Lee depicts corporate businesses that turn vital resources rights (such as water and air) into commodities with a price in the market as morally wrong. But in contrast to Bollaín's Even the Rain, this movie is not a political critique to private corporatism or neoliberalism. Any ideological position that the plot might suggest is ambiguous. For example, Jack opposes the privatization of water publicly, however, his opposition is only a personal point of view. It becomes a problem when he is informed that people are dying for it, the reason for escalating violence which he will not try to stop, but only help someone scape (an interesting narrative to build an action movie). That might be why deeper details about the problem are omitted. In the same way, very little is said about Ecuador's government and politics other than corporate bribery that was used to induce the state's military involvement. Indeed, any other country in the world could be a perfect location for what this movie offers. 

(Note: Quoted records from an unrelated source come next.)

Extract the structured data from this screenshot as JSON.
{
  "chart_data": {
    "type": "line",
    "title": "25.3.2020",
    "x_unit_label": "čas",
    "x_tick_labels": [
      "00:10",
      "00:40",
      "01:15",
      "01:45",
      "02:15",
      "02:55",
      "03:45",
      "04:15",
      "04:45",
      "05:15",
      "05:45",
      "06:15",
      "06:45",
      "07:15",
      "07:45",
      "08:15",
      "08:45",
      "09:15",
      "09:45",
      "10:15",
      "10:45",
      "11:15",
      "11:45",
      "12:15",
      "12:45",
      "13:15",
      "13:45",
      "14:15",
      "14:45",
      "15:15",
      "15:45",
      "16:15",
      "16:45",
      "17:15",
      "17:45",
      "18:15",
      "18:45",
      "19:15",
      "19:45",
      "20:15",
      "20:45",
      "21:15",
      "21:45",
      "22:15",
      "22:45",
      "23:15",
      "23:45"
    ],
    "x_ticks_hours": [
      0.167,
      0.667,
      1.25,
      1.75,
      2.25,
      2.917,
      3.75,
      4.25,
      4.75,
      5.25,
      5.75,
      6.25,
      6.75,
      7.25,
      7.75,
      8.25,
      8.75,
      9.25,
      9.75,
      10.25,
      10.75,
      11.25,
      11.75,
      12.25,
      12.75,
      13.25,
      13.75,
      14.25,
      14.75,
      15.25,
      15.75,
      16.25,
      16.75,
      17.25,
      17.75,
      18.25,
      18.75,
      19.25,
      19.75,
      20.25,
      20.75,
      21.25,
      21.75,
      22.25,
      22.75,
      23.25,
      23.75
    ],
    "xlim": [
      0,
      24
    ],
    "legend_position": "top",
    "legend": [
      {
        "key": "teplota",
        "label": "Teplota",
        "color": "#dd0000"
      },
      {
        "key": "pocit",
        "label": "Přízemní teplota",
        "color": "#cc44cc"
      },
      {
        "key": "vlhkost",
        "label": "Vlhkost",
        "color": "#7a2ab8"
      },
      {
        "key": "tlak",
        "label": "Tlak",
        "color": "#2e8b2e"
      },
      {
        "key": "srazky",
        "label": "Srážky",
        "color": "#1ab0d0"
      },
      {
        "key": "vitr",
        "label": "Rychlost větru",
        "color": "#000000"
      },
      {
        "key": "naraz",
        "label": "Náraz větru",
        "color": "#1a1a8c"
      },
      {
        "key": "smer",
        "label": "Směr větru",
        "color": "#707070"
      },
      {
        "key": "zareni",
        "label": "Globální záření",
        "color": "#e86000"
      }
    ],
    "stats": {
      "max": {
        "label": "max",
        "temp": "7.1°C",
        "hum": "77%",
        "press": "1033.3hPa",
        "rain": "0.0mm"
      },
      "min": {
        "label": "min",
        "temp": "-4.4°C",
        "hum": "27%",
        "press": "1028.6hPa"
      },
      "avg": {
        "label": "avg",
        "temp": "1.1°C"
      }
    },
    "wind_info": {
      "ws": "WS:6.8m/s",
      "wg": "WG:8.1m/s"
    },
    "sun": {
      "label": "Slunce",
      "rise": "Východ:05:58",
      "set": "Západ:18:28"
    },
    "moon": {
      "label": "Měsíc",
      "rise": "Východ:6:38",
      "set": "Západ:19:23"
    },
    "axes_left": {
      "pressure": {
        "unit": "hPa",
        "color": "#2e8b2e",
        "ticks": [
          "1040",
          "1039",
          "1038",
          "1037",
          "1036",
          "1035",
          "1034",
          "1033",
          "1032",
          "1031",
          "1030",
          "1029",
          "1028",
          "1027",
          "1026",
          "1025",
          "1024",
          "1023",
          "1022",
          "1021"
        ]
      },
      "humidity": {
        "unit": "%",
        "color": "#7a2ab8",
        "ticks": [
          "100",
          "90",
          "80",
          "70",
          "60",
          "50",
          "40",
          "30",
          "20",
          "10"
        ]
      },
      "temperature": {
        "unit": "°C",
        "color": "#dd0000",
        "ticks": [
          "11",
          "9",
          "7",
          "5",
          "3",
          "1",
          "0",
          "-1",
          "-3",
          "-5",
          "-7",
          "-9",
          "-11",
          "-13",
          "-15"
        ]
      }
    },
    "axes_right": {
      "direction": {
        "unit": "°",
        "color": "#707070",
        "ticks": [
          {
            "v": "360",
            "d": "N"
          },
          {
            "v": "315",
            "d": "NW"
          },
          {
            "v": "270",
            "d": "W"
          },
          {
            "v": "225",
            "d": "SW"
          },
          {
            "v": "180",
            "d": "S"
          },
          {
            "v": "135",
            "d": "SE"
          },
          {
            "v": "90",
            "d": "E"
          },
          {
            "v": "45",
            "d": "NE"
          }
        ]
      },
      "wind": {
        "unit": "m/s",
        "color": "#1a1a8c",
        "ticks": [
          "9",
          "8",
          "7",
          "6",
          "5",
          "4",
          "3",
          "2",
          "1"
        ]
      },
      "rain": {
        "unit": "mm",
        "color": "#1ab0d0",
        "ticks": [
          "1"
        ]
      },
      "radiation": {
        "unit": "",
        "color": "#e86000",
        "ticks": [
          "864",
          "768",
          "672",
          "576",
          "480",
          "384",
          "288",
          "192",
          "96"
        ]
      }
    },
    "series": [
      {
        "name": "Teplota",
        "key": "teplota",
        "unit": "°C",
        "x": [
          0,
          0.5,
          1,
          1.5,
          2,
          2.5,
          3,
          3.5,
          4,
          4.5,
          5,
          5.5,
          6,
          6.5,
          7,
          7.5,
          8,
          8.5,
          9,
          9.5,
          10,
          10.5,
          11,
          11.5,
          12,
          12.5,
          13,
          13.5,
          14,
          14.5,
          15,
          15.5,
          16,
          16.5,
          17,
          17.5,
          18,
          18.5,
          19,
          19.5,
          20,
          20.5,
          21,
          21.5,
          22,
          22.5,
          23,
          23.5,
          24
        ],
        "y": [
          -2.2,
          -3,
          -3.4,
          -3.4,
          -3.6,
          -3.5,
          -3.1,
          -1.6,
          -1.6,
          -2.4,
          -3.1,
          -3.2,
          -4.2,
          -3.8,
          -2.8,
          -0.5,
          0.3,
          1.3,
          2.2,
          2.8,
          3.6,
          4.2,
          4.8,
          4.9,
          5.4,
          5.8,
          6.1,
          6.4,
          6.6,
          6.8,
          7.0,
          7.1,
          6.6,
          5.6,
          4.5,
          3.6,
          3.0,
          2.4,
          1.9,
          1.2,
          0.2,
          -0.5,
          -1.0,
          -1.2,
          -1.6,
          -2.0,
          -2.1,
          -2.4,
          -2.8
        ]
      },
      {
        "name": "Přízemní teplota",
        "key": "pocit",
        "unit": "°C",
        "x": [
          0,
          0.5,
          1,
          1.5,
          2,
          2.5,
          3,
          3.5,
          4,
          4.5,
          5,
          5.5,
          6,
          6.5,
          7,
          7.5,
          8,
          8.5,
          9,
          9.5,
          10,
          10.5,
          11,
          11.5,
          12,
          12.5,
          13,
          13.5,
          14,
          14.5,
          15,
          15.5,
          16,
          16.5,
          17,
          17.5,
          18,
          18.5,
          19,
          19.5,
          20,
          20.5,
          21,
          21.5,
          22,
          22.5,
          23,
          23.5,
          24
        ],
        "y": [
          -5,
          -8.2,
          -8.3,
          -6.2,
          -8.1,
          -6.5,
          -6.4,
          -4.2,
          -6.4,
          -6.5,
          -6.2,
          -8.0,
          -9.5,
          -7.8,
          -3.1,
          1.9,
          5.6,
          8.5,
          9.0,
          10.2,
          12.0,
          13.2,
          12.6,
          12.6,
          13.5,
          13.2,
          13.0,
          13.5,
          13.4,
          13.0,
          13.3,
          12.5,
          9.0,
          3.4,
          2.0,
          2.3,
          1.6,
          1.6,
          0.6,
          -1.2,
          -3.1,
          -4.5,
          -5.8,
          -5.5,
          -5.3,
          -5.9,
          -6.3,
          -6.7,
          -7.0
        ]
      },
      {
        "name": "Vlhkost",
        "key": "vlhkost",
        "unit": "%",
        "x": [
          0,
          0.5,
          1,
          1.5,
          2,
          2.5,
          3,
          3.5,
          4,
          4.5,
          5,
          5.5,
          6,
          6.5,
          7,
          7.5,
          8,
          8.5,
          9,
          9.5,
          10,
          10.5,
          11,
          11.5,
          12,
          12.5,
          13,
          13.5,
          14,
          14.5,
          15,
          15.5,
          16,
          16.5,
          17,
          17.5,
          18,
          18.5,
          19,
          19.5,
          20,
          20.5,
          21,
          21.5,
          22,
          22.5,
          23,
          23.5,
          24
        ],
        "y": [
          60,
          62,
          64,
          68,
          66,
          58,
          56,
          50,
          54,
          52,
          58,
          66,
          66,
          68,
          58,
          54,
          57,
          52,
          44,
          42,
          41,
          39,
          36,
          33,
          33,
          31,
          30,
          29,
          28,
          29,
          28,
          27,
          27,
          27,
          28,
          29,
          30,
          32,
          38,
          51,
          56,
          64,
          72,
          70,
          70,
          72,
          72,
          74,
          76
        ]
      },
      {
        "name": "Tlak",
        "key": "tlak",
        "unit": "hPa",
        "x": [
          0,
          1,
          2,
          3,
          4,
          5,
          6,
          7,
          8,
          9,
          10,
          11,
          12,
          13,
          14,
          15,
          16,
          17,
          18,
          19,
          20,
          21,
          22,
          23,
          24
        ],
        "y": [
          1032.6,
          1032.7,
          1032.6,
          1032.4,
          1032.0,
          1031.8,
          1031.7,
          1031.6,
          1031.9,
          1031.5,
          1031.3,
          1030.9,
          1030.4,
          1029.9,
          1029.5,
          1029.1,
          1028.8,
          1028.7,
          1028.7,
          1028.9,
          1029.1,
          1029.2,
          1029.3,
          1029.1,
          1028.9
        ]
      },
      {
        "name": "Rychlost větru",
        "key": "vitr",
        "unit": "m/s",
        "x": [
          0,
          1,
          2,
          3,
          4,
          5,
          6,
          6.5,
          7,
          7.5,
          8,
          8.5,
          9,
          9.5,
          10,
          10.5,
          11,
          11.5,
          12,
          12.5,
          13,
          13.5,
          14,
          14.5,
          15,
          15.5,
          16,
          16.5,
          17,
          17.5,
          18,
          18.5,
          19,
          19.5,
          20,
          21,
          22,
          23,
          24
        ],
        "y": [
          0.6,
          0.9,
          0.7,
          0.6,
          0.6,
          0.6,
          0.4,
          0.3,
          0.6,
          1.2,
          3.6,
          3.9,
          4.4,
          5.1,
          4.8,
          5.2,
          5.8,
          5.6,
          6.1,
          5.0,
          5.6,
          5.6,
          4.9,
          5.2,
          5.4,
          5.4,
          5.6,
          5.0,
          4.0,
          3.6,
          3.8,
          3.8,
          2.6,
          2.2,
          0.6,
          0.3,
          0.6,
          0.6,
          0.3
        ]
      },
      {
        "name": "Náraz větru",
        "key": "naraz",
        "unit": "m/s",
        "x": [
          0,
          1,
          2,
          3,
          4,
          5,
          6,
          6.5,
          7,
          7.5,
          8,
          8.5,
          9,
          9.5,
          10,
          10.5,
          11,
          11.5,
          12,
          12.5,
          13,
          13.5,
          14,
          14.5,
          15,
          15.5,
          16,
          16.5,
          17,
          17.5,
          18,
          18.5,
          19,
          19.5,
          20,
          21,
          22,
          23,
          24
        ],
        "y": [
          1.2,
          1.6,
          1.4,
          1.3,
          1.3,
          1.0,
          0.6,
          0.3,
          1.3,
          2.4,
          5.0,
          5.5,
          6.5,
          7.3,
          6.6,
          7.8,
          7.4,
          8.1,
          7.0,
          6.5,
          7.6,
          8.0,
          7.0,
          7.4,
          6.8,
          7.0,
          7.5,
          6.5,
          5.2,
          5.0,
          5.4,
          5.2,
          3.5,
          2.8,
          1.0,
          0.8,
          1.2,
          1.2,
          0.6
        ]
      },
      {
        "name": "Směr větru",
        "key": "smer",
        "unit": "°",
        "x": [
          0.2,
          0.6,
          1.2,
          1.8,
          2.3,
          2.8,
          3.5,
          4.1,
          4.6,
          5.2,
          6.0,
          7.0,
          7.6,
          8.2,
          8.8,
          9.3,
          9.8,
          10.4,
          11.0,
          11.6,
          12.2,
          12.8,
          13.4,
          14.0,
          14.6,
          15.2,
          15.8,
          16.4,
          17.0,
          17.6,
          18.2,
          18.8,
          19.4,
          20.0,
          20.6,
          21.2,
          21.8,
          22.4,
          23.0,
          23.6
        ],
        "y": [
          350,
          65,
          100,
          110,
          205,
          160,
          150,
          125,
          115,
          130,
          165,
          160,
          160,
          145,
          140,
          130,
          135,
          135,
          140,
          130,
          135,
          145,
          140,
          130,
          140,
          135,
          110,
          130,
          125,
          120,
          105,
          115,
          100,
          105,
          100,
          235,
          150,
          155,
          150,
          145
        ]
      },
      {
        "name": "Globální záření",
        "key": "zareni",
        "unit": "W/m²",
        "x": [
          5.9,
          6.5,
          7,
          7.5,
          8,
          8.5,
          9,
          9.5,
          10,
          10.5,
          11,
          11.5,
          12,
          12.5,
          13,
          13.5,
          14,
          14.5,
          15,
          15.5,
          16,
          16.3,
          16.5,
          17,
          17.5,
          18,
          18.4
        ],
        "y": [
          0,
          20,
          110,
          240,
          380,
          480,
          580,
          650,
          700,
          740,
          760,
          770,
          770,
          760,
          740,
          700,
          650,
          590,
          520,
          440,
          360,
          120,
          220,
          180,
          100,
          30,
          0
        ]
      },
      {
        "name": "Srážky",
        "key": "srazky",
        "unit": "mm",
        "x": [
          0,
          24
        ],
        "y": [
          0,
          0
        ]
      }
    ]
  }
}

Latin America is only a place, and the water privatization is only background information that gives the conflict, typical of a Hollywood action movie, a bit more of sense. And since portraying the place or the issue accurately is not of importance for this movie´s plot, simple aspects such as descriptions of Ecuadorean cities or its people are hugely mistaken such as knowing that its capital is not of tropical weather with jungle sounds in the background, or that “Esmeralda” province is actually called Esmeraldas. Even “typical” phrases Ecuadoreans might say and the way its people look are totally out of place. But those little things do not affect the overall story, the audience only needs to know that a bad company had corrupt businesses in some poor village in some part of a tropical place with a lot of natural resources to exploit, and this is morally wrong.